[KimDaBa] KimDaBa 2.0 is released.
jedd at progsoc.org
Tue Oct 19 16:37:13 BST 2004
On Tue, 19 Oct 2004 11:01 am, Robert L Krawitz wrote:
] I find it particularly valuable with over 5000 images and growing
] fairly rapidly (on vacation I typically average about 100 shots per
] day, although I had one event this summer where I was the official
] photographer when I shot over 600 images in an evening).
I only averaged 52 shots a day on my last holiday. But they *were*
all 3-4mb images .. which should make up for the shortcoming. :)
] images from the cameras and convert the raw images to jpeg's for
] indexing. I also mirror the images to a second computer for safety.
] Although most of the time I don't actually need it, having the folder
] system is very helpful in some cases.
Do you do all photography in the camera's raw format? What do you
do for colour spaces? My camera gives raw's, tiff's, or jpegs .. and the
bother with the first two, and the quality of the best jpeg setting,
convinced me of the merit of taking photos in the format that I'm going
to ultimately keep them. I used to use PNG's for all my scanned photos,
but the lack of EXIF data and the comparable quality/space ratio for
low-compression jpeg's turned me off those, too.
As to folders .. historically I've stored them in sub-directories based
on the size of CD's, and later DVD's .. to make archiving easier. It's
still an effective system since it's inherently date-based, and it's a
system I adopted some time after I started using KimDaBa .. for all
my older images (plus those shared by friends) I keep them in something
like a 'yyyy month dd - verbose text description' folder structure.
I also run a script over all new images to force file time-stamps to match
the exif time stamp .. useful back when KimDaBa preferred to trust file
times .. and still occasionally useful now.
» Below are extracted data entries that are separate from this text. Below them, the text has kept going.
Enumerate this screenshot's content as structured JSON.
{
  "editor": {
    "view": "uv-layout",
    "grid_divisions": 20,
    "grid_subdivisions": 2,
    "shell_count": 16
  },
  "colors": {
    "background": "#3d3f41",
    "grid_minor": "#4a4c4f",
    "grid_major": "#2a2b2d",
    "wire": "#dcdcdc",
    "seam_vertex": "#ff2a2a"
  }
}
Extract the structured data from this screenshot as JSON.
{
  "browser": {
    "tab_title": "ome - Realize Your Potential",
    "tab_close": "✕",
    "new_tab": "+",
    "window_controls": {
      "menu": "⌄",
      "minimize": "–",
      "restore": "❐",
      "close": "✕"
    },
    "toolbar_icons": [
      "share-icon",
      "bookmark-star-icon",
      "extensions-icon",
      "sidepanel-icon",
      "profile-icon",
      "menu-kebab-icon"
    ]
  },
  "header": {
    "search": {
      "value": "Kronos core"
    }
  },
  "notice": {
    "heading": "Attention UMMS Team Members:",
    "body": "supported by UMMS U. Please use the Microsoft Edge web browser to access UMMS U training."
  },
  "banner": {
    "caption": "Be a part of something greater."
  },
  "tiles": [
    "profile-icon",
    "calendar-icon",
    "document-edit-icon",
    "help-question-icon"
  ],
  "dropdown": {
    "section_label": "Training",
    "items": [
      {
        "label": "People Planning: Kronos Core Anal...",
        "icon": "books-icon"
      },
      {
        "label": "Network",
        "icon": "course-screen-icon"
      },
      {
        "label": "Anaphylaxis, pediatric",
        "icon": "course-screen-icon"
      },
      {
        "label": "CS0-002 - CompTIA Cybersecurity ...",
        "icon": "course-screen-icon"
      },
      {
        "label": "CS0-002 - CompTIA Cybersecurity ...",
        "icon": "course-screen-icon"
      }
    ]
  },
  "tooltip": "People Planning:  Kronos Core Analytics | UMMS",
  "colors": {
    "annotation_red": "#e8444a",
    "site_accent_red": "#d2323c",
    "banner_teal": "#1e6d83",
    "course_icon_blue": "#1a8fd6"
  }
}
] 1) Export preserves folder layout. This would be very helpful for
] exporting a set of images for purpose of mirroring them, or for
] backing them up to DVD's in a form that I could easily use to
] restore them later. The scenario would be that I would select all
] images not previously backed up (by means of a keyword) and export
] them preserving layout, and dump the exported tree to DVD. This
] would combine very nicely with the export by (hard) link patch that
] I've submitted.
I think the backup aspect of this would be better left with the genuine
archival utilities out there. Certainly exporting, and keeping structure,
would be a nice feature .. you sure the drag-n-drop features don't provide
something like this already, even indirectly? (I haven't played with the
export functions much -- haven't had the need yet.)
] 2) Hierarchical folders, that would emulate the actual file storage.
You mean hierarchical groups .. ? I'm still trying to get my head around
what my actual problem is with the existing group system. In some cases
I want an automatic forcing of group membership for some sub-groups,
but there's no elegant way to identify these things ahead of time. The
extra optional groups are inelegant, only insofar as they're not visually
seamless in KimDaBa yet, but go some way to resolving the problems of
'keyword' being an effectively miscellaneous catch-all .. that unavoidably
gets bloated. As someone pointed out recently it's easy to get duplicates
in there .. and quite hard to find them.
Perhaps the auto-completion aspect needs to drop down a list of partial
matches, much like a konq window does .. but perhaps be even smarter
about it and show partial matches that don't necessarily rely upon the
match being at the *start* of the string. That way typing 'flower' would
show me everything that starts with flower, as well as where I've not put
the adjective after the noun in a category description.
Or if not a drop-down box, then a dynamic resorting of the entries in
that category .. so that all the matches appear at the top of the listing.
The only problem with that approach .. is that it defeats the 'most
commonly/recently used' algorithm currently in use, plus it makes it
difficult to visually identify where the potential matches end.
] 3) A way to associate raw files with jpeg's (and then be able to
] export both). This would need a bit more knowledge of cameras.
Do you have both formats right next to each other in the same directory
structure? Can I ask why ..? (As I say, I use jpeg's now, but don't know
if I'm missing something fundamental about going down this path ..
other than saving 14mb of space per image.)
] 4) Find all images with changed checksums (rather than merely
] recompute the checksum). Again, this would help identify images
] requiring backup.
You mean on images that you've modified and then inserted back into
the system .. ? Yeah, I think I've done that once, and tried to work out
an elegant approach for resolving that .. but it's a tricky thing that'll
likely involve manual work no matter how you approach it. Just because
a filename's the same and the checksum's different, doesn't mean it's
the same image. Particularly with digi image names. So a human is going
to have to tell KimDaBa what to do in that circumstance anyway.